U.S. considers ‘more pressure’ on Assad regime
An emboldened President Bashar al-Assad has missed two deadlines to turn over his deadliest chemical weapons
The United States is considering further steps to put pressure on the regime of President Bashar al-Assad in Syria, President Barack Obama said on Friday.
“We don’t expect to solve this any time in the short term so there are going to be some immediate steps that we have to take to help the humanitarian situation there,” Obama said at a meeting with King Abdullah II of Jordan.
“There will be some intermediate steps that we can take to apply more pressure to the Assad regime.”
Obama said that both leaders "recognize that we can’t just treat the symptoms" of the crisis, "we’re also going to have to solve the underlying problem -- a regime led by Bashar al-Assad that has shown very little regard for the well-being of his people.
"We are going to need a political transition in that region," Obama said.
"We don’t expect to solve this any time in the short term so there are going to be some immediate steps that we have to take to help the humanitarian situation there," he said.
"There will be some intermediate steps that we can take to apply more pressure to the Assad regime, and we’re going to be continuing to work with all the parties concerned to try to move forward on a diplomatic solution," Obama said, without specifying what those steps may be.

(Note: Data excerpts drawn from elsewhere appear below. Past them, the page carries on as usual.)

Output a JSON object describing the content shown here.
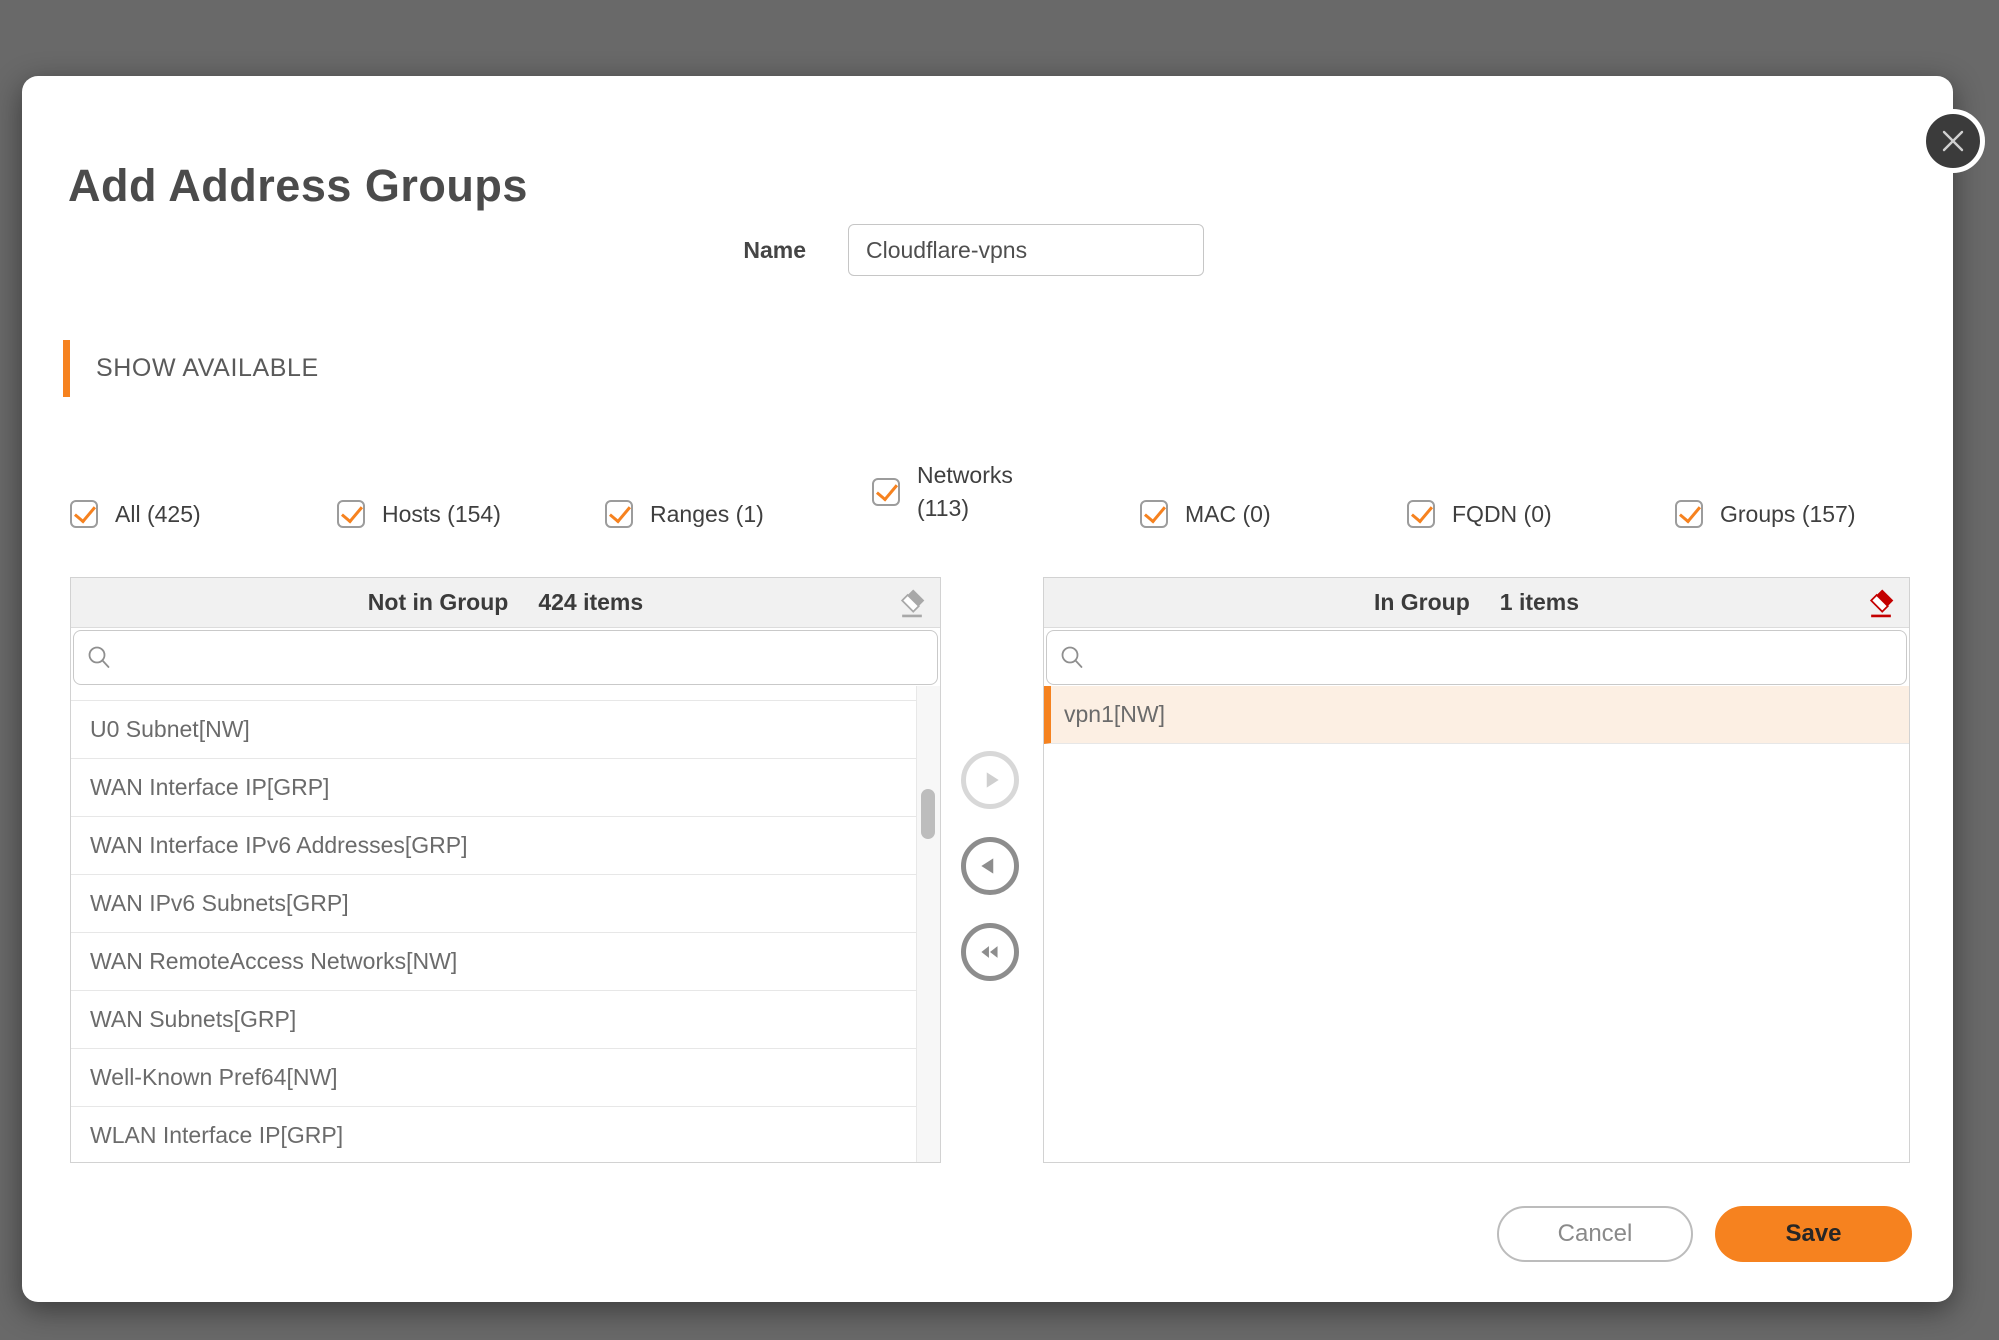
{
  "dialog": {
    "title": "Add Address Groups",
    "name_label": "Name",
    "name_value": "Cloudflare-vpns",
    "section_header": "SHOW AVAILABLE"
  },
  "filters": [
    {
      "label": "All (425)",
      "checked": true
    },
    {
      "label": "Hosts (154)",
      "checked": true
    },
    {
      "label": "Ranges (1)",
      "checked": true
    },
    {
      "label": "Networks (113)",
      "checked": true,
      "lines": [
        "Networks",
        "(113)"
      ]
    },
    {
      "label": "MAC (0)",
      "checked": true
    },
    {
      "label": "FQDN (0)",
      "checked": true
    },
    {
      "label": "Groups (157)",
      "checked": true
    }
  ],
  "not_in_group": {
    "title": "Not in Group",
    "count_label": "424 items",
    "search_value": "",
    "items": [
      "U0 Subnet[NW]",
      "WAN Interface IP[GRP]",
      "WAN Interface IPv6 Addresses[GRP]",
      "WAN IPv6 Subnets[GRP]",
      "WAN RemoteAccess Networks[NW]",
      "WAN Subnets[GRP]",
      "Well-Known Pref64[NW]",
      "WLAN Interface IP[GRP]"
    ]
  },
  "in_group": {
    "title": "In Group",
    "count_label": "1 items",
    "search_value": "",
    "items": [
      "vpn1[NW]"
    ],
    "selected_item": "vpn1[NW]"
  },
  "icons": {
    "close": "x-icon",
    "search": "magnifier-icon",
    "clear_left": "eraser-icon",
    "clear_right": "eraser-icon",
    "move_right": "arrow-right-icon",
    "move_left": "arrow-left-icon",
    "move_all_left": "double-arrow-left-icon"
  },
  "footer": {
    "cancel_label": "Cancel",
    "save_label": "Save"
  },
  "colors": {
    "accent_orange": "#F6821F",
    "selected_row_bg": "#FCEFE3",
    "eraser_red": "#C40000",
    "eraser_gray": "#A8A8A8",
    "overlay_bg": "#696969",
    "enabled_arrow": "#8D8D8D",
    "disabled_arrow": "#D8D8D8"
  }
}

An emboldened Assad has missed two deadlines to turn over his deadliest chemical weapons, as part of a deal struck by U.S. and Russia following an Aug. 21 nerve agent attack near Damascus that Washington believes claimed more than 1,400 lives.

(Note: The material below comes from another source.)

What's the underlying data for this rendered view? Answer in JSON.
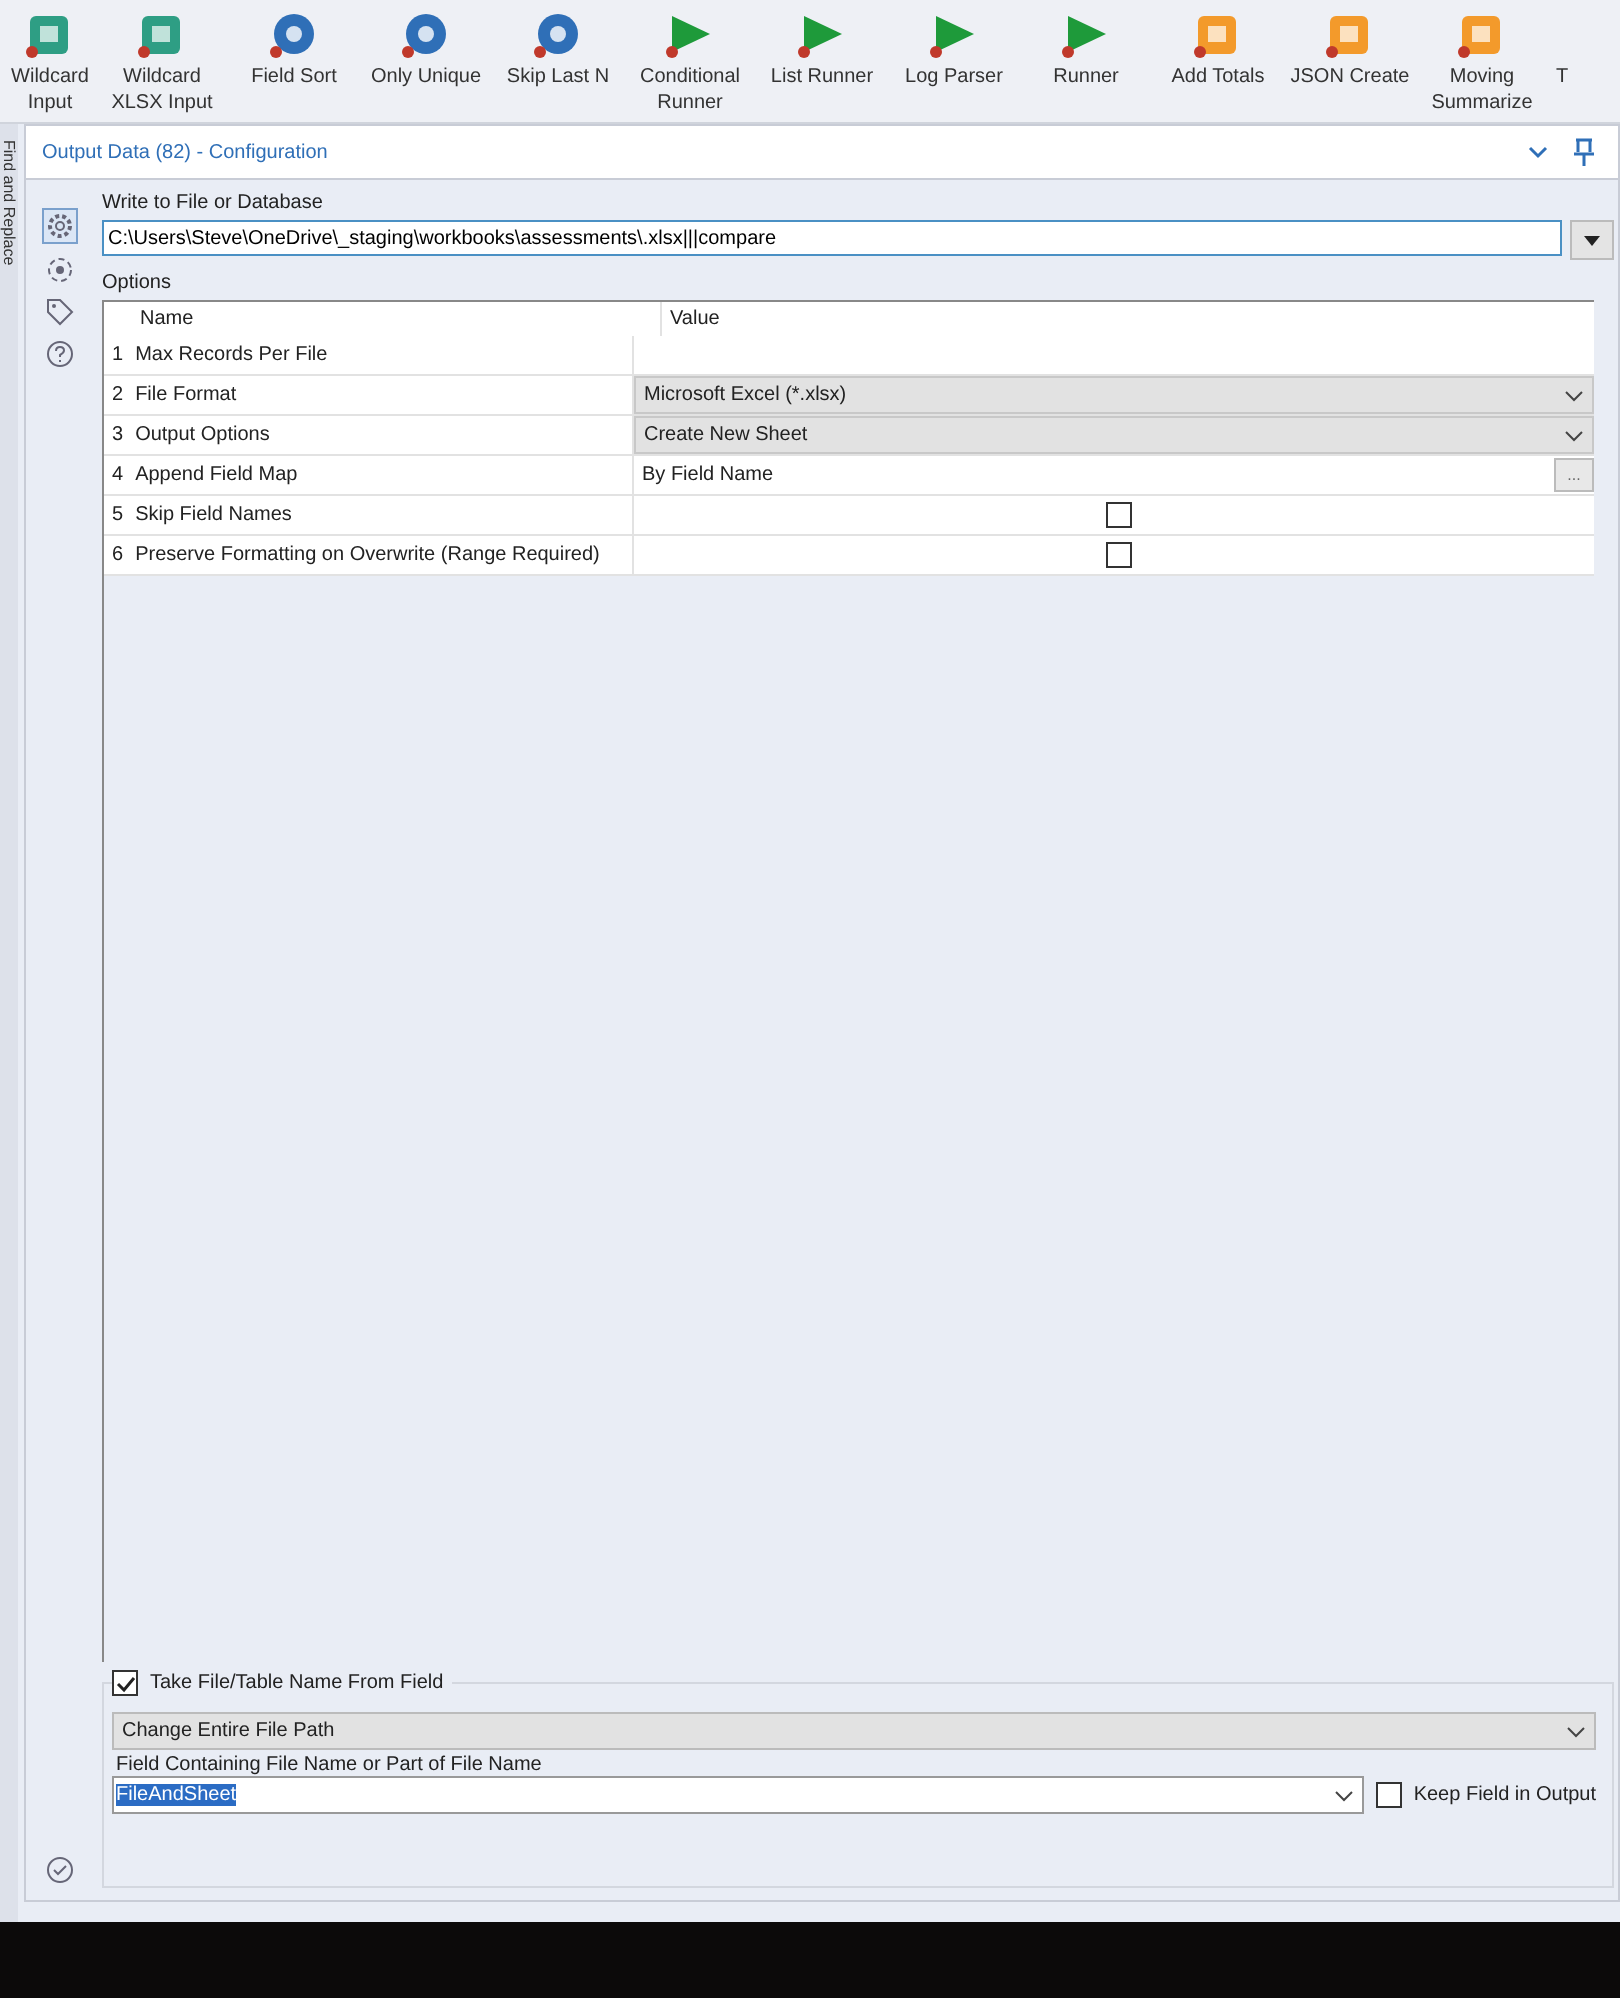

The disarmament plan was originally hatched as part of Russia’s efforts to shield Syrian President al-Bashar Assad’s regime from U.S.-led military strikes that Obama threatened after the attack.
The third round of peace talks between Syrian opposition and regime delegations in Geneva last week has made no progress, Faisal Mokdad, the country’s deputy foreign minister said Friday.
“We deeply regret that this round did not make any progress,” Mokdad told reporters, as both sides traded blame over the deadlock in the second round of the Geneva talks which started Monday.
“We have done our best” on humanitarian access but some statements by U.N. humanitarian chief Valerie Amos are “absolutely unacceptable,” Mokdad said, according to Reuters.
Speaking separately just minutes earlier, Louay Safi the Syrian opposition spokesperson complained about the other side’s failure to budge.
“The negotiations have reached an impasse,” Safi said.
“If this situation does not change .. It means that the negotiations are not moving towards a political solution. We are now awaiting serious progress,” he added.
Meanwhile, Sergei Lavrov, the Russian foreign minister, accused backers of the Syrian opposition of seeking “regime change” and said the creation of a transitional governing body must not be the sole focus of peace talks in Geneva.